The single bench headed by Justice Radha Krishna Pattanaik in the case observed that it being a settled legal position in K.R. Indira (supra), wherein the irresistible conclusion is that the defect in notice cannot invalidate the proceeding when the demand made is only for the cheque amount with additional claim which being towards the miscellaneous expenses.
In the present case, three cheques were allegedly been issued by the petitioner in the plea to the opposite party for an amount of Rs. 14,00,000/- and when they were being presented before the Bank, thus, all stood dishonoured and the same being due to the insufficiency of funds.

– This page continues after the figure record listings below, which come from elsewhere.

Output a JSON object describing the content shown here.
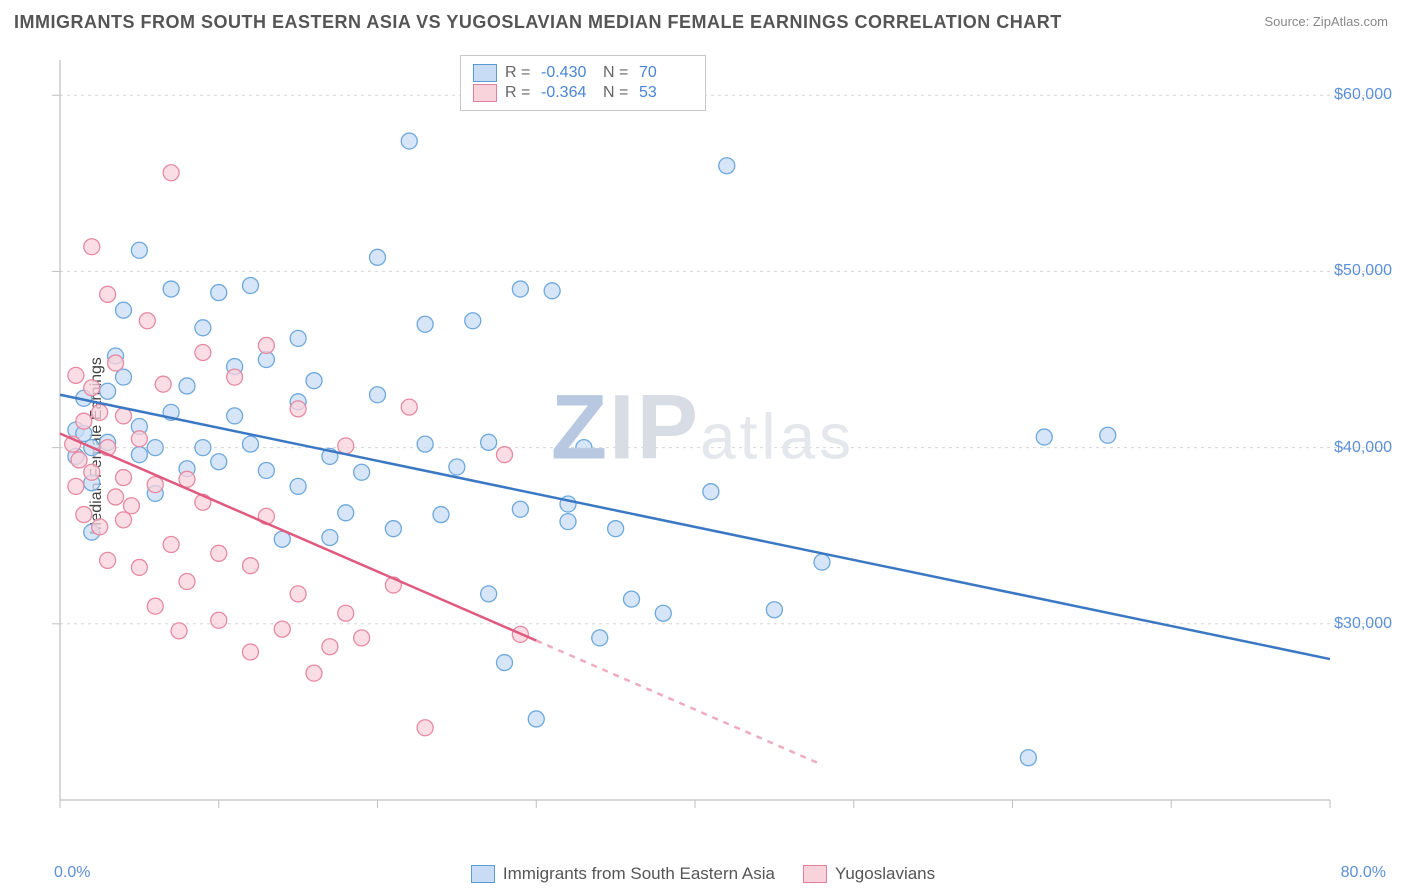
{
  "title": "IMMIGRANTS FROM SOUTH EASTERN ASIA VS YUGOSLAVIAN MEDIAN FEMALE EARNINGS CORRELATION CHART",
  "source": "Source: ZipAtlas.com",
  "ylabel": "Median Female Earnings",
  "watermark_prefix": "ZIP",
  "watermark_suffix": "atlas",
  "chart": {
    "type": "scatter",
    "xlim": [
      0,
      80
    ],
    "ylim": [
      20000,
      62000
    ],
    "x_tick_step": 10,
    "x_min_label": "0.0%",
    "x_max_label": "80.0%",
    "y_ticks": [
      30000,
      40000,
      50000,
      60000
    ],
    "y_tick_labels": [
      "$30,000",
      "$40,000",
      "$50,000",
      "$60,000"
    ],
    "grid_color": "#d5d5d5",
    "axis_color": "#bfbfbf",
    "background_color": "#ffffff",
    "tick_len": 8,
    "series": [
      {
        "id": "sea",
        "label": "Immigrants from South Eastern Asia",
        "fill": "#c8ddf5",
        "stroke": "#6ea8dc",
        "line_color": "#3b78c4",
        "R": "-0.430",
        "N": "70",
        "radius": 8,
        "line_width": 2.5,
        "trend": {
          "x1": 0,
          "y1": 43000,
          "x2": 80,
          "y2": 28000,
          "solid_until_x": 80
        },
        "points": [
          [
            1,
            41000
          ],
          [
            1,
            39500
          ],
          [
            1.5,
            40800
          ],
          [
            1.5,
            42800
          ],
          [
            2,
            40000
          ],
          [
            2,
            38000
          ],
          [
            2,
            35200
          ],
          [
            3,
            43200
          ],
          [
            3,
            40300
          ],
          [
            3.5,
            45200
          ],
          [
            4,
            44000
          ],
          [
            4,
            47800
          ],
          [
            5,
            51200
          ],
          [
            5,
            41200
          ],
          [
            5,
            39600
          ],
          [
            6,
            40000
          ],
          [
            6,
            37400
          ],
          [
            7,
            42000
          ],
          [
            7,
            49000
          ],
          [
            8,
            43500
          ],
          [
            8,
            38800
          ],
          [
            9,
            46800
          ],
          [
            9,
            40000
          ],
          [
            10,
            39200
          ],
          [
            10,
            48800
          ],
          [
            11,
            44600
          ],
          [
            11,
            41800
          ],
          [
            12,
            40200
          ],
          [
            12,
            49200
          ],
          [
            13,
            45000
          ],
          [
            13,
            38700
          ],
          [
            14,
            34800
          ],
          [
            15,
            42600
          ],
          [
            15,
            37800
          ],
          [
            15,
            46200
          ],
          [
            16,
            43800
          ],
          [
            17,
            39500
          ],
          [
            17,
            34900
          ],
          [
            18,
            36300
          ],
          [
            19,
            38600
          ],
          [
            20,
            50800
          ],
          [
            20,
            43000
          ],
          [
            21,
            35400
          ],
          [
            22,
            57400
          ],
          [
            23,
            40200
          ],
          [
            23,
            47000
          ],
          [
            24,
            36200
          ],
          [
            25,
            38900
          ],
          [
            26,
            47200
          ],
          [
            27,
            40300
          ],
          [
            27,
            31700
          ],
          [
            28,
            27800
          ],
          [
            29,
            36500
          ],
          [
            29,
            49000
          ],
          [
            30,
            24600
          ],
          [
            31,
            48900
          ],
          [
            32,
            36800
          ],
          [
            32,
            35800
          ],
          [
            33,
            40000
          ],
          [
            34,
            29200
          ],
          [
            35,
            35400
          ],
          [
            36,
            31400
          ],
          [
            38,
            30600
          ],
          [
            41,
            37500
          ],
          [
            45,
            30800
          ],
          [
            48,
            33500
          ],
          [
            61,
            22400
          ],
          [
            62,
            40600
          ],
          [
            66,
            40700
          ],
          [
            42,
            56000
          ]
        ]
      },
      {
        "id": "yugo",
        "label": "Yugoslavians",
        "fill": "#f9d3dc",
        "stroke": "#e58aa2",
        "line_color": "#e05a80",
        "R": "-0.364",
        "N": "53",
        "radius": 8,
        "line_width": 2.5,
        "trend": {
          "x1": 0,
          "y1": 40800,
          "x2": 48,
          "y2": 22000,
          "solid_until_x": 30
        },
        "points": [
          [
            0.8,
            40200
          ],
          [
            1,
            37800
          ],
          [
            1,
            44100
          ],
          [
            1.2,
            39300
          ],
          [
            1.5,
            41500
          ],
          [
            1.5,
            36200
          ],
          [
            2,
            38600
          ],
          [
            2,
            43400
          ],
          [
            2,
            51400
          ],
          [
            2.5,
            35500
          ],
          [
            2.5,
            42000
          ],
          [
            3,
            40000
          ],
          [
            3,
            33600
          ],
          [
            3,
            48700
          ],
          [
            3.5,
            37200
          ],
          [
            3.5,
            44800
          ],
          [
            4,
            41800
          ],
          [
            4,
            35900
          ],
          [
            4,
            38300
          ],
          [
            4.5,
            36700
          ],
          [
            5,
            33200
          ],
          [
            5,
            40500
          ],
          [
            5.5,
            47200
          ],
          [
            6,
            31000
          ],
          [
            6,
            37900
          ],
          [
            6.5,
            43600
          ],
          [
            7,
            34500
          ],
          [
            7,
            55600
          ],
          [
            7.5,
            29600
          ],
          [
            8,
            38200
          ],
          [
            8,
            32400
          ],
          [
            9,
            36900
          ],
          [
            9,
            45400
          ],
          [
            10,
            34000
          ],
          [
            10,
            30200
          ],
          [
            11,
            44000
          ],
          [
            12,
            33300
          ],
          [
            12,
            28400
          ],
          [
            13,
            36100
          ],
          [
            13,
            45800
          ],
          [
            14,
            29700
          ],
          [
            15,
            31700
          ],
          [
            15,
            42200
          ],
          [
            16,
            27200
          ],
          [
            17,
            28700
          ],
          [
            18,
            40100
          ],
          [
            18,
            30600
          ],
          [
            19,
            29200
          ],
          [
            21,
            32200
          ],
          [
            22,
            42300
          ],
          [
            23,
            24100
          ],
          [
            28,
            39600
          ],
          [
            29,
            29400
          ]
        ]
      }
    ]
  },
  "legend_labels": {
    "R": "R =",
    "N": "N ="
  }
}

Therefore, the legal notice was served upon to the opposite party, wherein the petitioner to pay the cheque amount and in case of legal action, in order to bear the entire cost of the proceeding and the interest on the amount beside the legal fees. Thus, the complaint was filed under section 138 of the NI Act. Further, the petitioner also approached the High Court for quashing the entire proceeding, wherein claiming the notice to be defective as more amount was claimed than what was due for dishonour of the cheques.

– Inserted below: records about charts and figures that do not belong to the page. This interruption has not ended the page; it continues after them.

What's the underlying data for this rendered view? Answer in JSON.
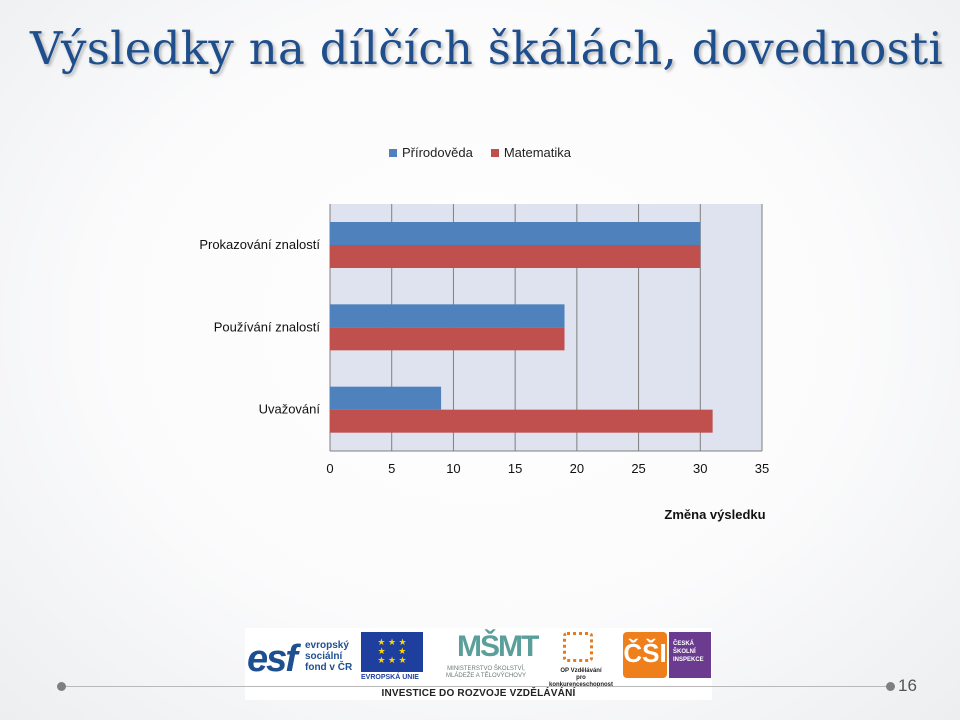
{
  "slide": {
    "title": "Výsledky na dílčích škálách, dovednosti",
    "page_number": "16"
  },
  "chart_data": {
    "type": "bar",
    "orientation": "horizontal",
    "categories": [
      "Prokazování znalostí",
      "Používání znalostí",
      "Uvažování"
    ],
    "series": [
      {
        "name": "Přírodověda",
        "color": "#4f81bd",
        "values": [
          30,
          19,
          9
        ]
      },
      {
        "name": "Matematika",
        "color": "#c0504d",
        "values": [
          30,
          19,
          31
        ]
      }
    ],
    "xlabel": "Změna výsledku",
    "xlim": [
      0,
      35
    ],
    "xticks": [
      0,
      5,
      10,
      15,
      20,
      25,
      30,
      35
    ],
    "grid": "vertical",
    "legend": "top",
    "plot_background": "#dfe3ef"
  },
  "footer_logos": {
    "esf_letters": "esf",
    "esf_text": [
      "evropský",
      "sociální",
      "fond v ČR"
    ],
    "eu_text": "EVROPSKÁ UNIE",
    "msmt_mark": "MŠMT",
    "msmt_text": [
      "MINISTERSTVO ŠKOLSTVÍ,",
      "MLÁDEŽE A TĚLOVÝCHOVY"
    ],
    "op_text": [
      "OP Vzdělávání",
      "pro konkurenceschopnost"
    ],
    "csi_mark": "ČŠI",
    "csi_text": [
      "ČESKÁ",
      "ŠKOLNÍ",
      "INSPEKCE"
    ],
    "invest_text": "INVESTICE DO ROZVOJE VZDĚLÁVÁNÍ"
  }
}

The petitioner in the plea also referred to the impugned notice which called upon it to pay the cheque amount of Rs. 14,00,000/- within fifteen days which being from the date of receipt and failing to which appropriate legal action would be taken in that event.
The court also relied upon the decision taken by the Supreme Court, wherein the petitioner contended that such notice cannot be acted upon as it is not permissible to demand more than the dishonoured amount in the notice issued.
Further, the court in the case referred to the decision of Apex Court in the case Vijay Gopala Lohar v. Panduram Ramachandra Ghorpade & Anr, wherein the court held that when the cheque amount and the loan amount is same, thus, the notice issued with demand for payment is per the law.
The court placed reliance on K.R. Indira v. Dr. G. Adinarayana, wherein it has been observed by the Top Court observed that if there is indication in the notice of any other amount covered by the cheque and it is not invalidated. Accordingly, the court dismissed the criminal miscellaneous case being devoid of merit.